Rawlins then lay for a long time thinking how strangely the pattern is woven into the woof of Life. With the sun shining and the noise of playing children outside, the unexpected turn of events seemed more natural. So much had happened in the past twenty-four hours that Rawley found himself checking up, as he called it, on events and emotions engendered by the sudden crises. He glanced across at the other bed and found Johnny Buffalo awake and seemingly comfortable; wherefore he made bold to ask a few questions.

“Johnny, I thought I had those women hidden around a bend in the trail. How did Queo manage to spot them so as to try a shot? I’ve been wondering about that first rifle shot. Are you sure it was fired at us?”

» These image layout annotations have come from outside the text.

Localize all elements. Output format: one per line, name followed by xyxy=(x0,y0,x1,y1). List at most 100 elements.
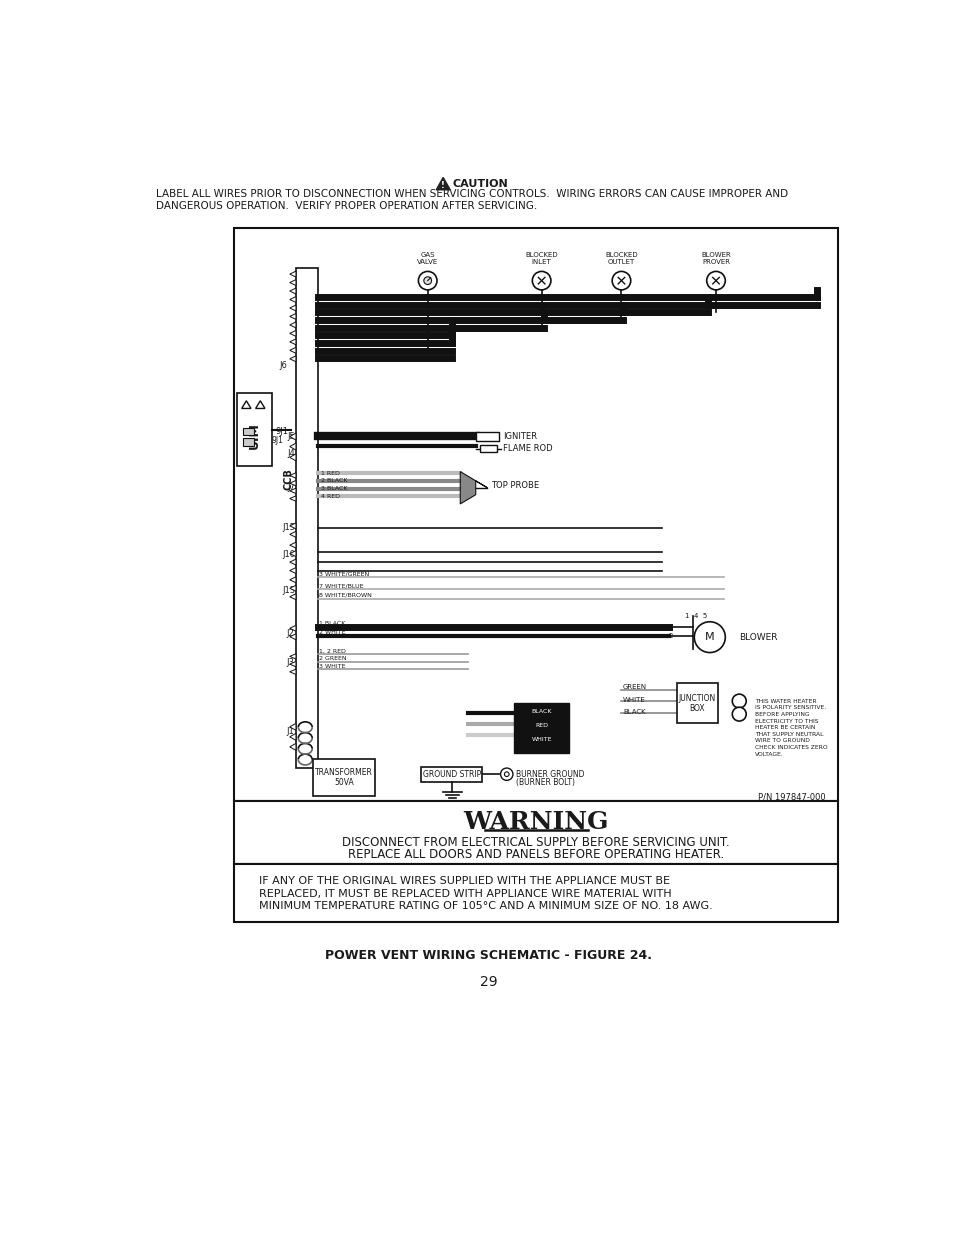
Polygon shape xyxy=(290,443,295,450)
Text: J13: J13 xyxy=(282,587,295,595)
Text: MINIMUM TEMPERATURE RATING OF 105°C AND A MINIMUM SIZE OF NO. 18 AWG.: MINIMUM TEMPERATURE RATING OF 105°C AND … xyxy=(258,900,712,911)
Text: IF ANY OF THE ORIGINAL WIRES SUPPLIED WITH THE APPLIANCE MUST BE: IF ANY OF THE ORIGINAL WIRES SUPPLIED WI… xyxy=(258,877,669,887)
Text: DANGEROUS OPERATION.  VERIFY PROPER OPERATION AFTER SERVICING.: DANGEROUS OPERATION. VERIFY PROPER OPERA… xyxy=(156,201,537,211)
Polygon shape xyxy=(290,568,295,573)
Text: GREEN: GREEN xyxy=(622,684,646,690)
Polygon shape xyxy=(290,551,295,557)
Polygon shape xyxy=(290,634,295,640)
Text: 7 WHITE/BLUE: 7 WHITE/BLUE xyxy=(319,584,363,589)
Polygon shape xyxy=(290,314,295,320)
Text: P/N 197847-000: P/N 197847-000 xyxy=(758,793,825,802)
Text: 3 BLACK: 3 BLACK xyxy=(320,487,347,492)
Text: REPLACE ALL DOORS AND PANELS BEFORE OPERATING HEATER.: REPLACE ALL DOORS AND PANELS BEFORE OPER… xyxy=(348,847,723,861)
Polygon shape xyxy=(290,272,295,277)
Circle shape xyxy=(732,694,745,708)
Bar xyxy=(233,227,838,802)
Text: 1 RED: 1 RED xyxy=(320,471,339,475)
Polygon shape xyxy=(290,496,295,501)
Text: REPLACED, IT MUST BE REPLACED WITH APPLIANCE WIRE MATERIAL WITH: REPLACED, IT MUST BE REPLACED WITH APPLI… xyxy=(258,888,671,899)
Circle shape xyxy=(732,708,745,721)
Text: N: N xyxy=(735,697,742,705)
Text: BLOCKED
OUTLET: BLOCKED OUTLET xyxy=(604,252,638,266)
Text: 9J1: 9J1 xyxy=(275,427,288,436)
Bar xyxy=(514,703,568,752)
Text: 3 WHITE/GREEN: 3 WHITE/GREEN xyxy=(319,572,369,577)
Circle shape xyxy=(418,272,436,290)
Bar xyxy=(243,427,253,436)
Polygon shape xyxy=(290,585,295,592)
Text: BLOWER: BLOWER xyxy=(739,632,777,642)
Bar xyxy=(479,446,497,452)
Polygon shape xyxy=(290,724,295,730)
Polygon shape xyxy=(290,453,295,461)
Text: IGNITER: IGNITER xyxy=(502,432,537,441)
Text: RED: RED xyxy=(535,724,548,729)
Text: FLAME ROD: FLAME ROD xyxy=(502,445,552,453)
Polygon shape xyxy=(290,356,295,362)
Circle shape xyxy=(694,621,724,652)
Bar xyxy=(421,767,481,782)
Polygon shape xyxy=(290,542,295,548)
Text: M: M xyxy=(704,632,714,642)
Circle shape xyxy=(500,768,513,781)
Text: BLOCKED
INLET: BLOCKED INLET xyxy=(525,252,558,266)
Bar xyxy=(677,683,717,724)
Polygon shape xyxy=(290,322,295,327)
Polygon shape xyxy=(290,625,295,631)
Circle shape xyxy=(706,272,724,290)
Text: GROUND STRIP: GROUND STRIP xyxy=(422,769,480,779)
Text: 29: 29 xyxy=(479,976,497,989)
Polygon shape xyxy=(436,178,450,190)
Bar xyxy=(313,758,375,795)
Polygon shape xyxy=(290,480,295,485)
Polygon shape xyxy=(290,279,295,285)
Text: J15: J15 xyxy=(282,522,295,531)
Text: WARNING: WARNING xyxy=(463,810,608,834)
Text: WHITE: WHITE xyxy=(531,737,551,742)
Text: 1, 2 RED: 1, 2 RED xyxy=(319,648,346,653)
Text: BLACK: BLACK xyxy=(622,709,645,715)
Polygon shape xyxy=(290,473,295,478)
Polygon shape xyxy=(290,662,295,667)
Polygon shape xyxy=(290,559,295,566)
Circle shape xyxy=(423,277,431,284)
Text: 4 RED: 4 RED xyxy=(320,494,339,499)
Polygon shape xyxy=(290,522,295,529)
Circle shape xyxy=(612,272,630,290)
Text: !: ! xyxy=(441,180,445,190)
Text: 2 WHITE: 2 WHITE xyxy=(319,630,345,635)
Text: BLACK: BLACK xyxy=(531,709,551,714)
Text: 1  4  5: 1 4 5 xyxy=(684,614,706,620)
Bar xyxy=(295,268,317,768)
Text: LABEL ALL WIRES PRIOR TO DISCONNECTION WHEN SERVICING CONTROLS.  WIRING ERRORS C: LABEL ALL WIRES PRIOR TO DISCONNECTION W… xyxy=(156,189,788,199)
Polygon shape xyxy=(290,594,295,600)
Text: 1 BLACK: 1 BLACK xyxy=(319,621,345,626)
Polygon shape xyxy=(290,531,295,537)
Polygon shape xyxy=(290,296,295,303)
Text: L: L xyxy=(736,710,741,719)
Circle shape xyxy=(532,272,550,290)
Polygon shape xyxy=(290,653,295,659)
Polygon shape xyxy=(290,433,295,440)
Text: 2 GREEN: 2 GREEN xyxy=(319,656,347,661)
Text: UIM: UIM xyxy=(248,422,261,450)
Bar xyxy=(233,802,838,864)
Polygon shape xyxy=(290,338,295,345)
Polygon shape xyxy=(459,472,487,504)
Text: J4: J4 xyxy=(287,450,294,458)
Text: J3: J3 xyxy=(286,658,294,667)
Text: JUNCTION
BOX: JUNCTION BOX xyxy=(679,694,716,713)
Text: J7: J7 xyxy=(287,483,294,492)
Text: GAS
VALVE: GAS VALVE xyxy=(416,252,437,266)
Bar xyxy=(233,864,838,923)
Polygon shape xyxy=(290,743,295,751)
Circle shape xyxy=(504,772,509,777)
Text: POWER VENT WIRING SCHEMATIC - FIGURE 24.: POWER VENT WIRING SCHEMATIC - FIGURE 24. xyxy=(325,948,652,962)
Text: 2: 2 xyxy=(668,632,673,638)
Text: 3 WHITE: 3 WHITE xyxy=(319,663,345,668)
Text: BURNER GROUND: BURNER GROUND xyxy=(516,769,584,779)
Polygon shape xyxy=(290,347,295,353)
Polygon shape xyxy=(290,331,295,336)
Text: TRANSFORMER
50VA: TRANSFORMER 50VA xyxy=(314,768,373,787)
Text: (BURNER BOLT): (BURNER BOLT) xyxy=(516,778,575,787)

“I am sure. You were not hidden altogether. I, myself, could see heads, though I could not see the trail. Queo was higher. I think that little point was too low.”

“Well, that accounts for it. I lost my bearings down there, then. Part of the ridge was hidden, I know. I thought it was the place where he was located. He shot wide, anyway.” He lay looking at a Las Vegas merchant’s calendar, reviewing still the immediate past.

“There’s another thing that just struck me this morning. How did Grandfather know that Jess Cramer was located here on the river? Jess was a soldier at the fort, I thought, when Grandfather saw him last. It’s in the diary.”

“I think you should read again more carefully, my son. My sergeant spoke to me often of Jess Cramer. He had found gold here at this canyon. He was often at the fort, spending his gold in the games of chance. Jess Cramer played not for sport, but to win. A sergeant’s pay was not large, and my sergeant spent many hours in searching for such gold as Jess Cramer brought with him to the fort. My sergeant had won a little. He kept it and searched for more of the same. It was not only for Anita that the two quarreled. A woman and gold make hatreds that do not die. He did not tell me all. He longed for a son who would take up the search. Or so I believed. I did not know that he had found his gold. I thought that the nuggets he gave to you he had won at cards from Jess Cramer. He told you that he picked them up. My sergeant does not lie. So I know that he had found the gold he had sought, and that if you obeyed him you would learn the secret he had kept from me.”

“He had a son,” Rawley muttered, “and he’d have been proud of him if he had known about him. Johnny, I can’t help thinking that Peter is more Grandfather’s son than my father was.”

Johnny Buffalo meditated, staring at the ceiling.